Although VT Group PLC, now diversifying into new areas of business, retained a head office in nearby Hedge End, and the club continued as a works team, taking the name VTFC to reflect the change in ,name of their parent company, various corporate maneuverings – in 2010 the company was taken-over by Babcock International PLC – have meant that the firms ties with the area in which the club was located had become fully eroded. In the same year as the Babcock takeover the club announced they would be taking on the name of Sholing, the name of the suburb adjoining their ground (see here for an article I wrote at the time), citing the hope that this would potentially bring greater investment and support from the community. Around the same time as this the last vestiges of the old shipyard were also being cleared away as a major new housing development began to take shape. It seemed in many ways both the club and the city itself were moving on.

Erased from the landscape: The site of the Vosper Thornycroft Shipyard in 2010

On-pitch the clubs successful run of the previous few years continued. 2nd place in their league and runners-up in the Hampshire Senior Cup in the first sason following the name change, and a respectable 4th place last season.
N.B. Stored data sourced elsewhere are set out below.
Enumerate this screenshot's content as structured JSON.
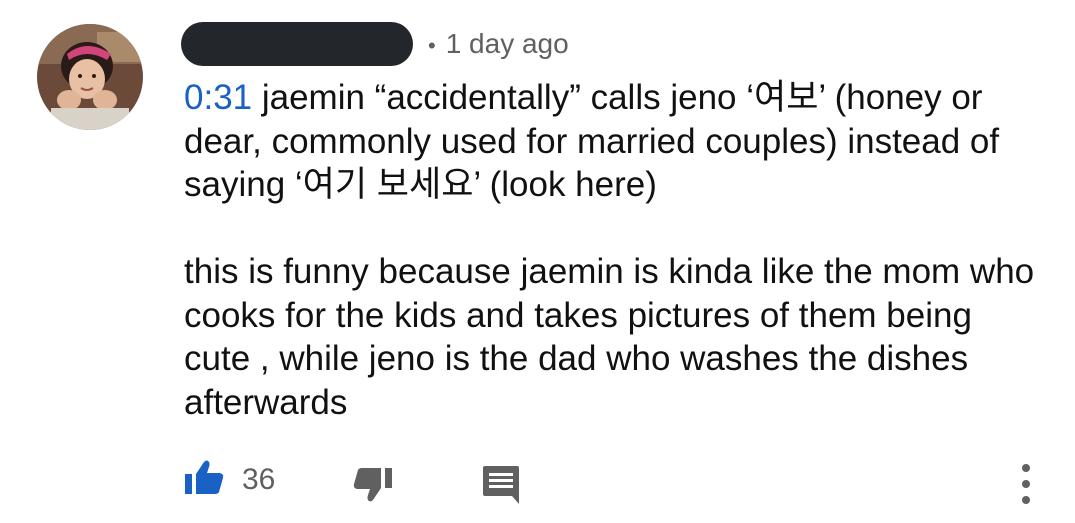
{
  "comment": {
    "author_name_hidden": true,
    "age": "1 day ago",
    "separator": "•",
    "timestamp_link": "0:31",
    "line1_rest": " jaemin “accidentally” calls jeno ‘여보’ (honey or dear, commonly used for married couples) instead of saying ‘여기 보세요’ (look here)",
    "paragraph2": "this is funny because jaemin is kinda like the mom who cooks for the kids and takes pictures of them being cute , while jeno is the dad who washes the dishes afterwards"
  },
  "actions": {
    "like_count": "36",
    "like_icon": "thumbs-up-filled-icon",
    "dislike_icon": "thumbs-down-icon",
    "reply_icon": "comment-reply-icon",
    "more_icon": "more-vertical-icon"
  },
  "colors": {
    "link": "#1a61c6",
    "like_active": "#1a61c6",
    "icon_gray": "#606060",
    "redaction": "#23272b"
  }
}
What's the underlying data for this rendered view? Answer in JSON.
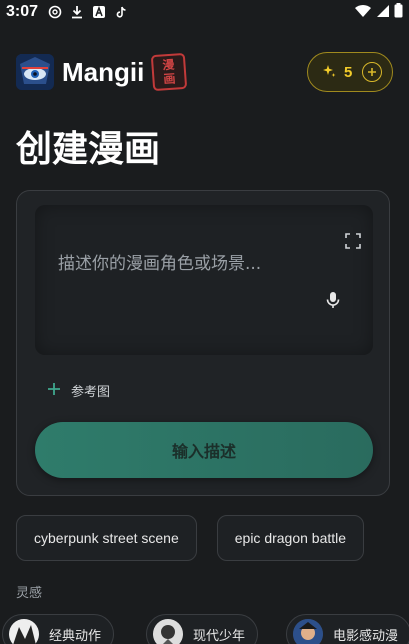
{
  "status_bar": {
    "time": "3:07",
    "left_icons": [
      "at-sign-icon",
      "download-icon",
      "app-a-icon",
      "tiktok-icon"
    ],
    "right_icons": [
      "wifi-icon",
      "signal-icon",
      "battery-icon"
    ]
  },
  "header": {
    "app_name": "Mangii",
    "stamp_text": [
      "漫",
      "画"
    ],
    "credits": "5"
  },
  "page_title": "创建漫画",
  "prompt": {
    "placeholder": "描述你的漫画角色或场景...",
    "value": ""
  },
  "reference_image_label": "参考图",
  "generate_button_label": "输入描述",
  "suggestions": [
    "cyberpunk street scene",
    "epic dragon battle"
  ],
  "inspiration_label": "灵感",
  "styles": [
    "经典动作",
    "现代少年",
    "电影感动漫"
  ],
  "colors": {
    "background": "#1a1c1e",
    "accent": "#2f7c6b",
    "gold": "#f2cc2a",
    "stamp_red": "#c23a3a"
  }
}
In terms of attendances however, there seems to have been a rather more muted response; for 2009/10 ,the last as VTFC, crowds averaged 128 whilst the average two years later, in 2011/12, stood at 141. The renaming of the ground can be taken as a positive indication that the club is at least attracting the new income streams from local businesses it needs to move forward in the absence of a corporate benefactor.

The new ground sponsors, Silverlake, who are primarily in the business of auto-salvage, are family run and based at a site not too distant from Southampton their website speaks of a desire to play a role in their local community:

Supporting the Hampshire community through sponsorship of events, clubs and organisations is a key objective of the Silverlake group of companies. Additionally we support Hampshire based schools, colleges, Hampshire Fire & Rescue services, and various military bases in the area; supplying vehicles for training and educational purposes.
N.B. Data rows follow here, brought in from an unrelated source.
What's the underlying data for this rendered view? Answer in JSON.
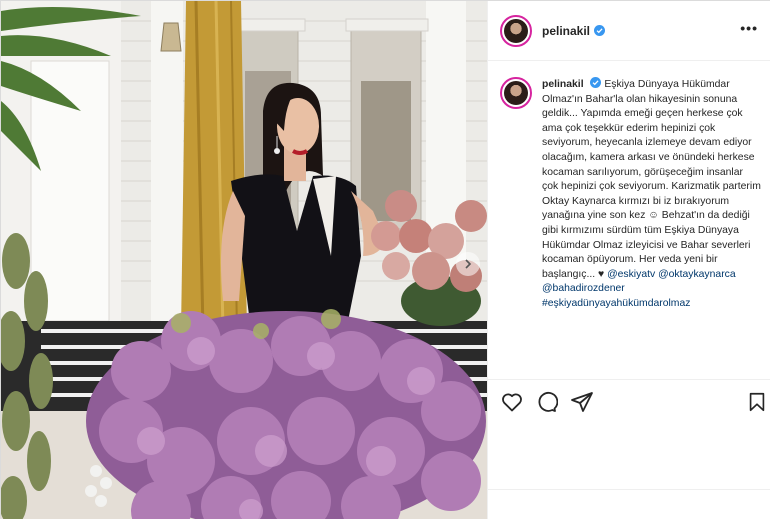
{
  "post": {
    "username": "pelinakil",
    "caption": {
      "user": "pelinakil",
      "text": "Eşkiya Dünyaya Hükümdar Olmaz'ın Bahar'la olan hikayesinin sonuna geldik... Yapımda emeği geçen herkese çok ama çok teşekkür ederim hepinizi çok seviyorum, heyecanla izlemeye devam ediyor olacağım, kamera arkası ve önündeki herkese kocaman sarılıyorum, görüşeceğim insanlar çok hepinizi çok seviyorum. Karizmatik parterim Oktay Kaynarca kırmızı bi iz bırakıyorum yanağına yine son kez ☺ Behzat'ın da dediği gibi kırmızımı sürdüm tüm Eşkiya Dünyaya Hükümdar Olmaz izleyicisi ve Bahar severleri kocaman öpüyorum. Her veda yeni bir başlangıç... ♥",
      "mention1": "@eskiyatv",
      "mention2": "@oktaykaynarca",
      "mention3": "@bahadirozdener",
      "hashtag": "#eşkiyadünyayahükümdarolmaz"
    },
    "more_label": "•••",
    "comment_placeholder": ""
  },
  "icons": {
    "verified": "verified-badge-icon",
    "like": "heart-icon",
    "comment": "comment-bubble-icon",
    "share": "paper-plane-icon",
    "save": "bookmark-icon",
    "carousel_next": "chevron-right-icon",
    "more": "ellipsis-icon"
  },
  "colors": {
    "verified": "#3897f0",
    "link": "#00376b",
    "text": "#262626",
    "border": "#efefef",
    "story_ring": "#d6249f"
  }
}
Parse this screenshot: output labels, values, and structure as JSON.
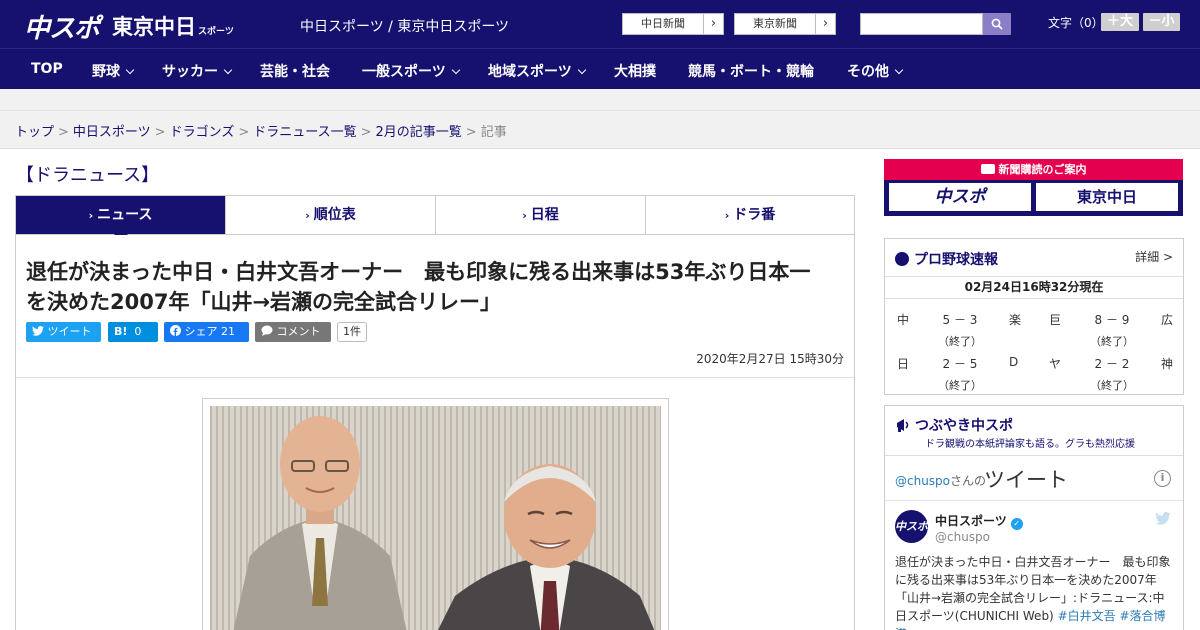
{
  "header": {
    "logo_chuspo": "中スポ",
    "logo_tokyo": "東京中日",
    "logo_tokyo_small": "スポーツ",
    "site_title": "中日スポーツ / 東京中日スポーツ",
    "btn_chunichi": "中日新聞",
    "btn_tokyo": "東京新聞",
    "search_placeholder": "",
    "font_label": "文字（0）",
    "font_bigger": "＋大",
    "font_smaller": "－小",
    "colors": {
      "primary": "#16106f",
      "accent": "#e5004f"
    }
  },
  "nav": {
    "items": [
      {
        "label": "TOP",
        "has_dropdown": false
      },
      {
        "label": "野球",
        "has_dropdown": true
      },
      {
        "label": "サッカー",
        "has_dropdown": true
      },
      {
        "label": "芸能・社会",
        "has_dropdown": false
      },
      {
        "label": "一般スポーツ",
        "has_dropdown": true
      },
      {
        "label": "地域スポーツ",
        "has_dropdown": true
      },
      {
        "label": "大相撲",
        "has_dropdown": false
      },
      {
        "label": "競馬・ボート・競輪",
        "has_dropdown": false
      },
      {
        "label": "その他",
        "has_dropdown": true
      }
    ]
  },
  "breadcrumb": {
    "items": [
      "トップ",
      "中日スポーツ",
      "ドラゴンズ",
      "ドラニュース一覧",
      "2月の記事一覧"
    ],
    "separator": ">",
    "current": "記事"
  },
  "section": {
    "heading": "【ドラニュース】"
  },
  "tabs": [
    {
      "label": "ニュース",
      "active": true
    },
    {
      "label": "順位表",
      "active": false
    },
    {
      "label": "日程",
      "active": false
    },
    {
      "label": "ドラ番",
      "active": false
    }
  ],
  "tab_marker": "›",
  "article": {
    "title_line1": "退任が決まった中日・白井文吾オーナー　最も印象に残る出来事は53年ぶり日本一",
    "title_line2": "を決めた2007年「山井→岩瀬の完全試合リレー」",
    "share": {
      "tweet": "ツイート",
      "hatena_icon": "B!",
      "hatena_count": "0",
      "facebook": "シェア",
      "facebook_count": "21",
      "comment": "コメント",
      "comment_count": "1件"
    },
    "date": "2020年2月27日 15時30分"
  },
  "sidebar": {
    "subscription": {
      "header": "新聞購読のご案内",
      "logo_chuspo": "中スポ",
      "logo_tokyo": "東京中日"
    },
    "baseball": {
      "title": "プロ野球速報",
      "detail": "詳細 >",
      "timestamp": "02月24日16時32分現在",
      "games": [
        {
          "home": "中",
          "score": "5 － 3",
          "away": "楽",
          "status": "（終了）"
        },
        {
          "home": "巨",
          "score": "8 － 9",
          "away": "広",
          "status": "（終了）"
        },
        {
          "home": "日",
          "score": "2 － 5",
          "away": "D",
          "status": "（終了）"
        },
        {
          "home": "ヤ",
          "score": "2 － 2",
          "away": "神",
          "status": "（終了）"
        }
      ]
    },
    "twitter": {
      "title": "つぶやき中スポ",
      "subtitle": "ドラ観戦の本紙評論家も語る。グラも熱烈応援",
      "user_link": "@chuspo",
      "user_suffix": "さんの",
      "header_label": "ツイート",
      "info_icon": "i",
      "avatar_text": "中スポ",
      "name": "中日スポーツ",
      "verified_icon": "✓",
      "handle": "@chuspo",
      "text": "退任が決まった中日・白井文吾オーナー　最も印象に残る出来事は53年ぶり日本一を決めた2007年「山井→岩瀬の完全試合リレー」:ドラニュース:中日スポーツ(CHUNICHI Web) ",
      "tags": [
        "#白井文吾",
        "#落合博満"
      ]
    }
  }
}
So is it any worse that the clubs ground is now named after this local business, Silverlake, rather than VT Group who are now just a division of a faceless multinational corporate entity?

The answer is, on reflection, probably no, but can’t get over the slight disappointment when I first saw the new sign. It’s not just a snobbish response to the use of the term ‘arena’, which conjures up images of Bruce Springsteen, or Axl Rose strutting and preening on a giant stage in front of a towering megalopolis of amplifiers and video-screens, it’s something deeper –  a despair that the commercialisation at the top of the game is now reaching further down the pyramid.

Whilst the pragmatists may point to the revenue raised from auctioning naming rights, for the romantics there is just something about the history involved in old football ground names, names which however uninspired (after all VT Sports ground wasn’t the most inspired) endured for generations and recalled previous uses, benefactors, characters and stories; Just like the Goldstone ground so named after the Goldstone which sat on Goldstone Farm – upon which the football ground would later be built;

The story is that, according to folklore, the Goldstone ended up in its original location after being thrown by the Devil when he was excavating nearby Devil’s Dyke to let in the sea through the South Downs drowning the population. Also once thought to be a sacred Druidic stone it was buried by a disgruntled farmer aggrieved at the tourists trampling his crops to get a closer look. Excavated in 1900 the Goldstone now resides in a park in Hove.

Brighton and Hove Albion currently play in the American Express Community Stadium.

The Amex, as it is known, is a brand-new 28 000 seater venue and no doubt Brighton fans, after various trials including sharing with Gillingham in Kent and spending years cramped in a barely adaquate council-owned sports ground, were delighted to set foot in it whatever the name.

But, as the protaganist in the book Life of Pi asks; “Which story do you prefer?”